10:05. They call me the thinnest person on the staff. Considering I've just made my seventh jog of the morning across the gathering area (our lobby) from one Worship Space to the other, I do get my exercise. At the other end this time waits the choir. We rehearse the minute I sit at the piano. Considering how I am always playing the angles, I am relieved to think, when I glance at my phone and see how the Fusion service is running long, that the choir has an unaccompanied number for the anthem this morning.

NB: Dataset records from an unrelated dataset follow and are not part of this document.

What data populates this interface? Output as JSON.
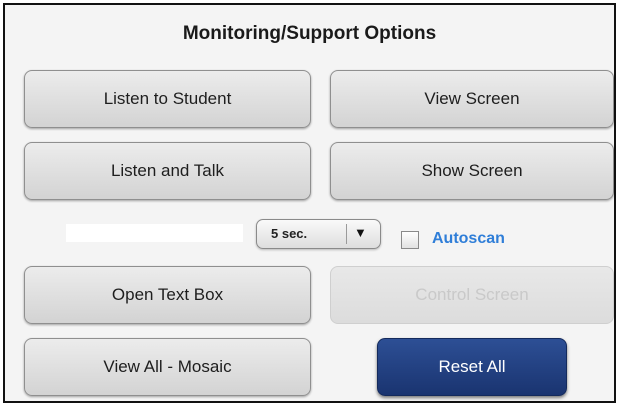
{
  "panel": {
    "title": "Monitoring/Support Options"
  },
  "buttons": {
    "listen_to_student": "Listen to Student",
    "view_screen": "View Screen",
    "listen_and_talk": "Listen and Talk",
    "show_screen": "Show Screen",
    "open_text_box": "Open Text Box",
    "control_screen": "Control Screen",
    "view_all_mosaic": "View All - Mosaic",
    "reset_all": "Reset All"
  },
  "autoscan": {
    "interval_selected": "5 sec.",
    "dropdown_glyph": "▼",
    "label": "Autoscan",
    "checked": false
  },
  "colors": {
    "accent_blue": "#2f7ed8",
    "primary_button": "#1f3b7a",
    "disabled_text": "#c9c9c9"
  },
  "icons": {
    "dropdown_arrow": "chevron-down-icon"
  }
}
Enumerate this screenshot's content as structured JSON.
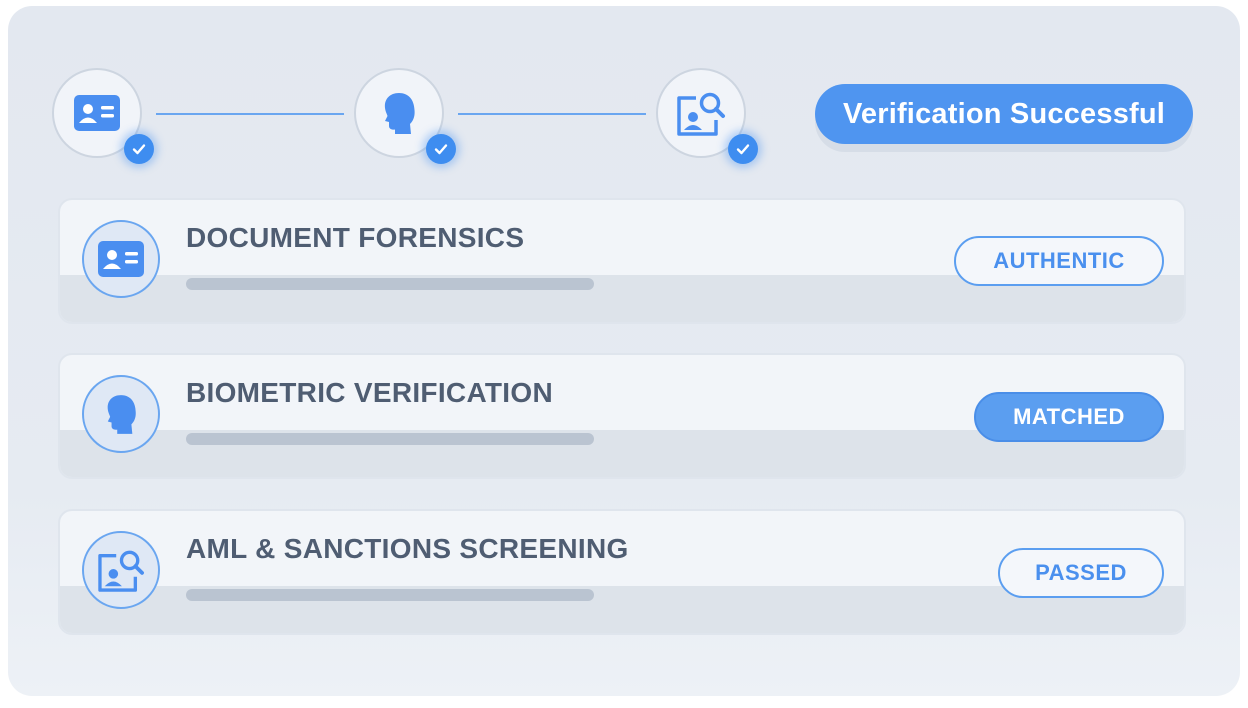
{
  "colors": {
    "accent": "#4f95f0",
    "panel_bg": "#e3e8f0",
    "card_bg": "#f2f5f9",
    "title_text": "#4f5d72",
    "progress_track": "#bac4d1"
  },
  "steps": [
    {
      "icon": "id-card-icon",
      "completed": true
    },
    {
      "icon": "face-profile-icon",
      "completed": true
    },
    {
      "icon": "document-search-icon",
      "completed": true
    }
  ],
  "status": {
    "label": "Verification Successful"
  },
  "checks": [
    {
      "title": "DOCUMENT FORENSICS",
      "badge": "AUTHENTIC",
      "badge_style": "outline",
      "icon": "id-card-icon"
    },
    {
      "title": "BIOMETRIC VERIFICATION",
      "badge": "MATCHED",
      "badge_style": "filled",
      "icon": "face-profile-icon"
    },
    {
      "title": "AML & SANCTIONS SCREENING",
      "badge": "PASSED",
      "badge_style": "outline",
      "icon": "document-search-icon"
    }
  ]
}
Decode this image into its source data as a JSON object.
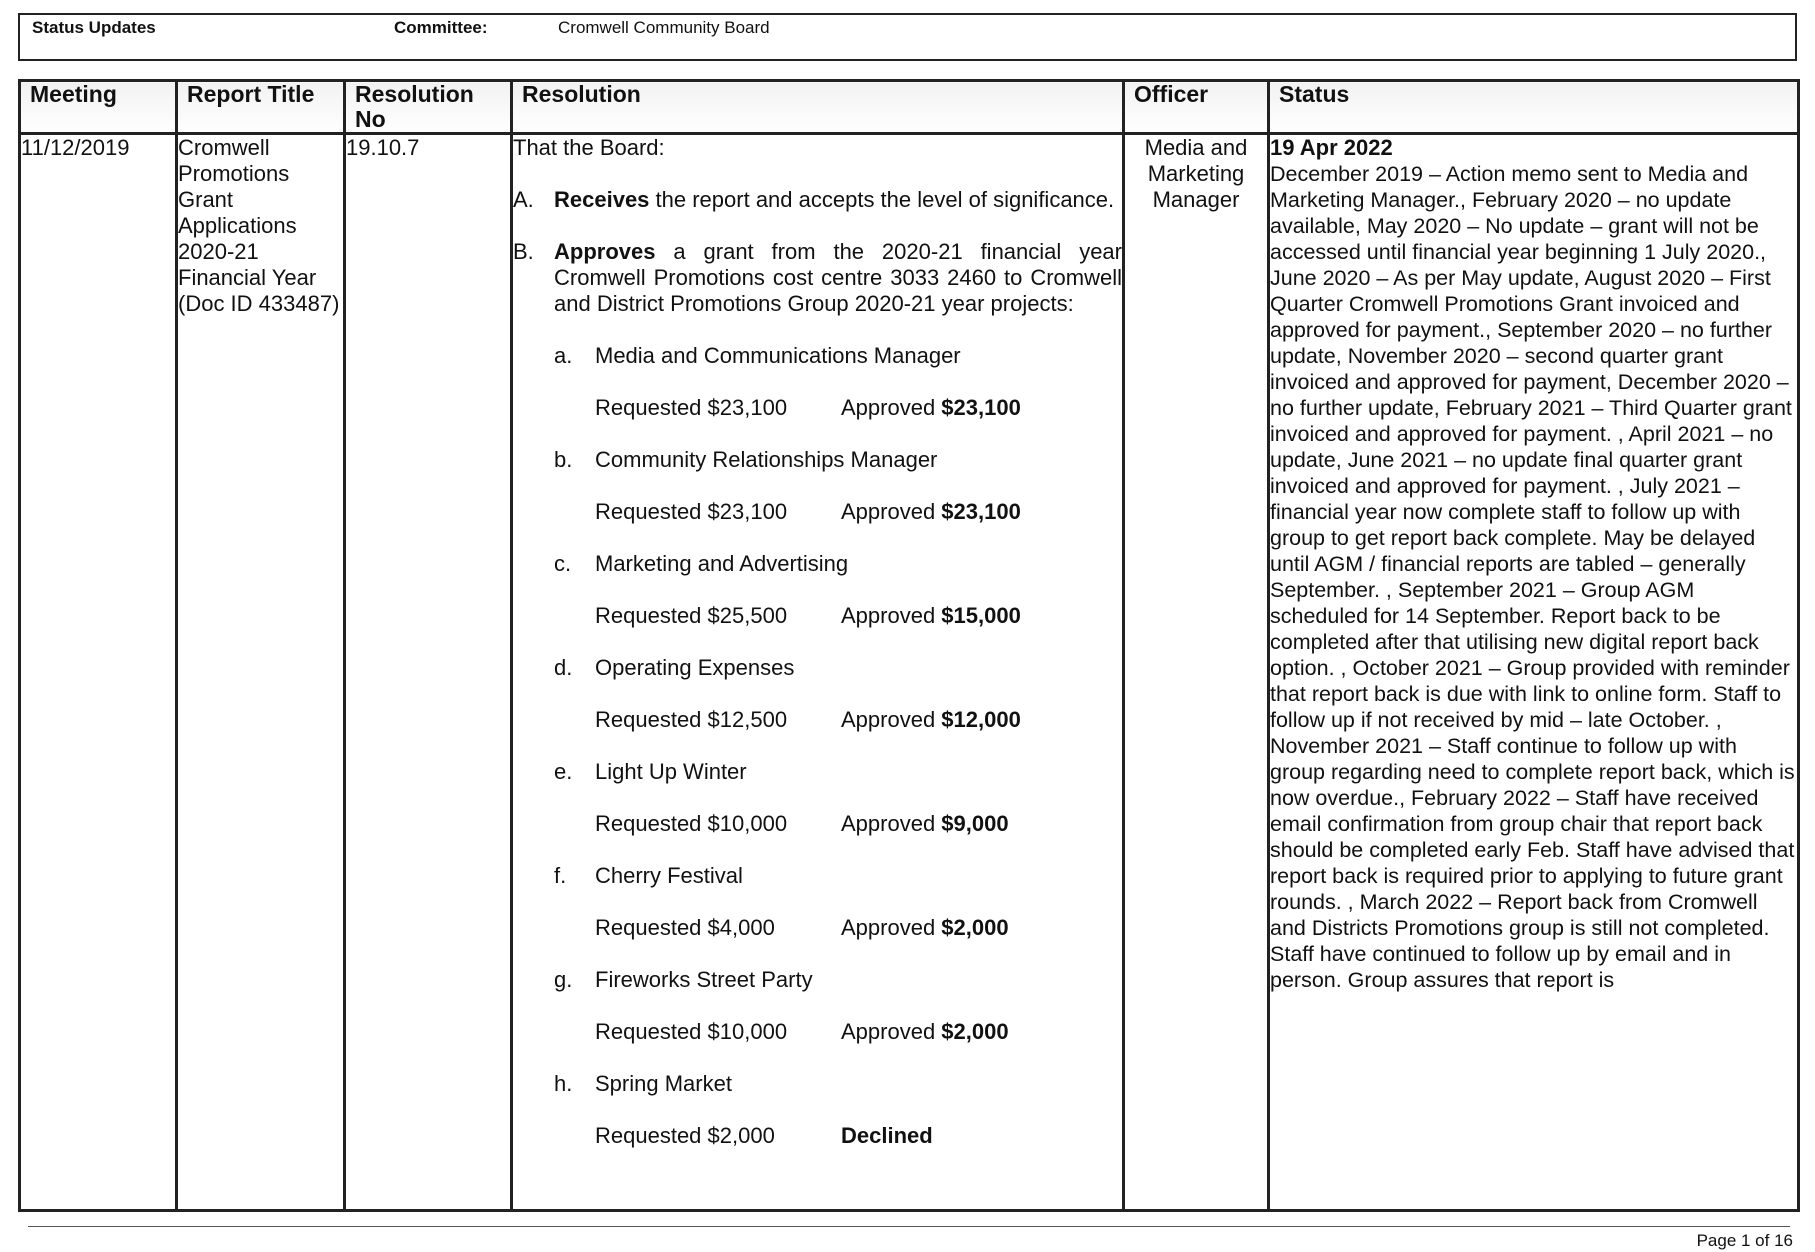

But that's usually not the case, so I high-tail it back to the North Sanctuary the second we're finished. The choir usually rehearses for about 10 minutes, long enough to go over this week's anthem, any prayer responses or tricky hymns, and then I have a few minutes to relax before the 10:30 service begins. We have a choral director, and if the piano is in its usual position across the chancel, I have to follow her conducting from 30 feet away. Often, we move the piano so it is nestled up to the choir for support. The architect must have thought it looked better to have such a symmetrical look to the chancel, but it doesn't help the musicians any. Sometimes the eyes and the ears have different needs.
Oh, did I mention my doughnut? I used to wolf it down while I was waiting for the 10:30 service to start; otherwise I would get very hungry during the sermon (having breakfasted over four hours previously); surely the loudness of my stomach interfered with the listening of the other congregants; I started snagging a doughnut between the second and third services; it was hard to get it eaten before choir practice without getting the keyboard sticky; I started to eat it after choir rehearsal and noticed the sugar rush interfered with my concentration; consequently I pushed it back to during the 9 o'clock sermon. There you have the evolution of a simple matter like eating a doughnut. And yes, they were having a sale on semi-colons. How ever did you know?
A number of other things about my activities on Sunday morning have evolved, always in the direction of greater efficiency, as I try to give the best attention to every group and every detail, of which there are many.
Once the 10:30 service starts, there is only one place to be. It is much like the one at 8, except that there is a choir, and therefore an additional musical selection or two. It is another opportunity to lead the congregation in singing, accompany the choir, improvise quietly, play demanding solo music, and not miss a cue. Also to think fast: you might have to change microphone batteries, try to fix the sound system, or help with some equipment setup on the fly. You never know.
The most difficult issue with this service is my energy level. By the start of the service I've been on the job for nearly three and a half hours with no real break, and much of that has been 'performing'--that is, lots of people are depending on you to keep a solid rhythm, play the right notes, help them find theirs, and give the best you've got in terms of musicality and sheer joy. Often, I find that the 10:30 sermon is about when I start to plummet. It's the first time I've sat and done nothing for an extended period, and my first chance to find out how tired I've gotten--lately I've taken to heading back over to the Worship and Life Center to cover the piano there, since I had to run off when that service ended. It's got that peaceful, beatifically exhausted feeling that sanctuaries seem to have when they are done being the sites of Divine worship. This may help me to keep up my adrenaline, which is often at risk during this time. However, some mornings I've had trouble getting through the first service and am full of energy at the last one. Occasionally it is the middle one that suffers--or a part of it. It seems to depend on my general state of health and sleep deprivation that day. It is, however, very difficult, I've found, to go through the entire morning without experiencing a flagging of the energy at some point. Then concentration cam fall victim and then--watch out!
It is here that technique and habit come to the rescue. If you can play well enough when you are not bringing your A game that there is no discernible difference between your best and your not-best, you are a professional, and you can get through a Sunday morning like mine pretty well no matter what. There are a number of skills I've consciously and painstakingly cultivated over the years which come together to get me through the five hours I spend at church, and which make each Sunday a real challenge, but also a whole lot of fun. There is always the chance that things will not go well if I don't concentrate and give it my best. And it is inevitable that there will be something I wish I could take back. But there is no time to wallow in mistakes. You have to go on, otherwise you will make more. And you have to ignore your exhaustion and push ahead. Particularly if you've just programmed a really tricky offertory for the last service after a long sermon and you have just realized that you are not feeling up to it at the moment: first rule of being a musician: it doesn't matter how it went in practice, you have to give it your best when it is time to do it, which, really, is every single time, practice or otherwise. That habit of always doing your best makes it easier to play well no matter the circumstances.
If those circumstances permit, however, I usually find myself horizontal for a couple of hours in the afternoon, sleeping soundly, saving my energy for a long choir practice to come Sunday night.